Feedback requested on proposal for Spark Cypher in Spark 3.0

Xiangrui Meng of Databricks recently posted this on the Apache Spark project users list:

Databricks and Neo4j contributors are looking to bring Cypher queries into the core Spark project as part of Spark 3.0 (slated for release mid-year 2019). This will build on elements from the Cypher for Apache Spark and Graphframes projects.

All the details are in the links in Xiangrui's e-mail.

It would be great to see Neo4j and Spark community users expressing their support for/adding feedback on this Spark Project Improvement Proposal before it goes for a vote in the Spark dev community.

The more detail you can provide on your interest in this, the better, but a simple +1 in reply to Xiangrui's post would be just great if you are short of time ...

Thanks, Alastair



It appears that the list is not the right medium for replying to Xiangrui's post with feedback or messages of support.

Please take the following steps to comment on the Spark users list:

  1. Subscribe to user@ by sending an email to

  2. Go to this link<> and click reply -> reply via mail client.

Thanks, and apologies for the mix-up.

Sorry, but this appears not to be a simple process.

If you do Step 1, you will get a mail that requires you to reply to confirm. Then and only then will you be able to perform Step 2 (reply to the users list).

Following user comments (thanks everyone who pitched in with feedback), Xiangrui launched a vote on the proposal on the Spark devs list, and it closed yesterday with the following result:

Hi all,

The vote passed with the following +1s (* = binding) and no 0s/-1s:

  • Denny Lee
  • Jules Damji
  • Xiao Li*
  • Dongjoon Hyun
  • Mingjie Tang
  • Yanbo Liang*
  • Marco Gaido
  • Joseph Bradley*
  • Xiangrui Meng*

Please watch SPARK-25994 and join future discussions there. Thanks!


The binding votes are Apache Spark PMC members.

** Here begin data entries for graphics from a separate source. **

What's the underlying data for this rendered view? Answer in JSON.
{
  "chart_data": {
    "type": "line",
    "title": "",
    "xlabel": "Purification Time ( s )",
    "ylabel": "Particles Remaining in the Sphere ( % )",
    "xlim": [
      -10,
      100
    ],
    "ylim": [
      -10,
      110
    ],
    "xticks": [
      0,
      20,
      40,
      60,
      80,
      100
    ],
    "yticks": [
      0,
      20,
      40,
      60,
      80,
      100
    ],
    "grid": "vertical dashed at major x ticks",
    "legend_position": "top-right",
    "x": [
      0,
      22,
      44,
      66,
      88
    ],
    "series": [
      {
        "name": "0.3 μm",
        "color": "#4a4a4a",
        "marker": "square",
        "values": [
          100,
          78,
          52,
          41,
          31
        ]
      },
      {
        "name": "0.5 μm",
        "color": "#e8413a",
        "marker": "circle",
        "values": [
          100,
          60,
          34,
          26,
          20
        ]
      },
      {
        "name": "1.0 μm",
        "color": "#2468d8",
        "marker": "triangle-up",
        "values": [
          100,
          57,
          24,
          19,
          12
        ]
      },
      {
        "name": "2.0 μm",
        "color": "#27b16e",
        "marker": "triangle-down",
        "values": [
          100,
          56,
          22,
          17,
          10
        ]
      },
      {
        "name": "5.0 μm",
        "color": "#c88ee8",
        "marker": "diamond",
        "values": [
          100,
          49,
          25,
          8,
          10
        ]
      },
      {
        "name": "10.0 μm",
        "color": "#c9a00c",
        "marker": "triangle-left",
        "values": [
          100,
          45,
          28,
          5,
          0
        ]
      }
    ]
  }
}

This is a great outcome, reflecting a ton of work from various contributors and backers.

There's going to be a discussion about how Cypher can feed into the proposed international standard GQL at the forthcoming Fifth openCypher Implementers' Meeting in Berlin in early March.

This news about Spark Cypher adds to the importance of making the long-term transition from Cypher to GQL as easy as possible. (There are also reports of one or two additional industrial implementations of Cypher in the works.) The ever-growing interest in a standard graph query language shows how graph data management is beginning to go mainstream, in my view.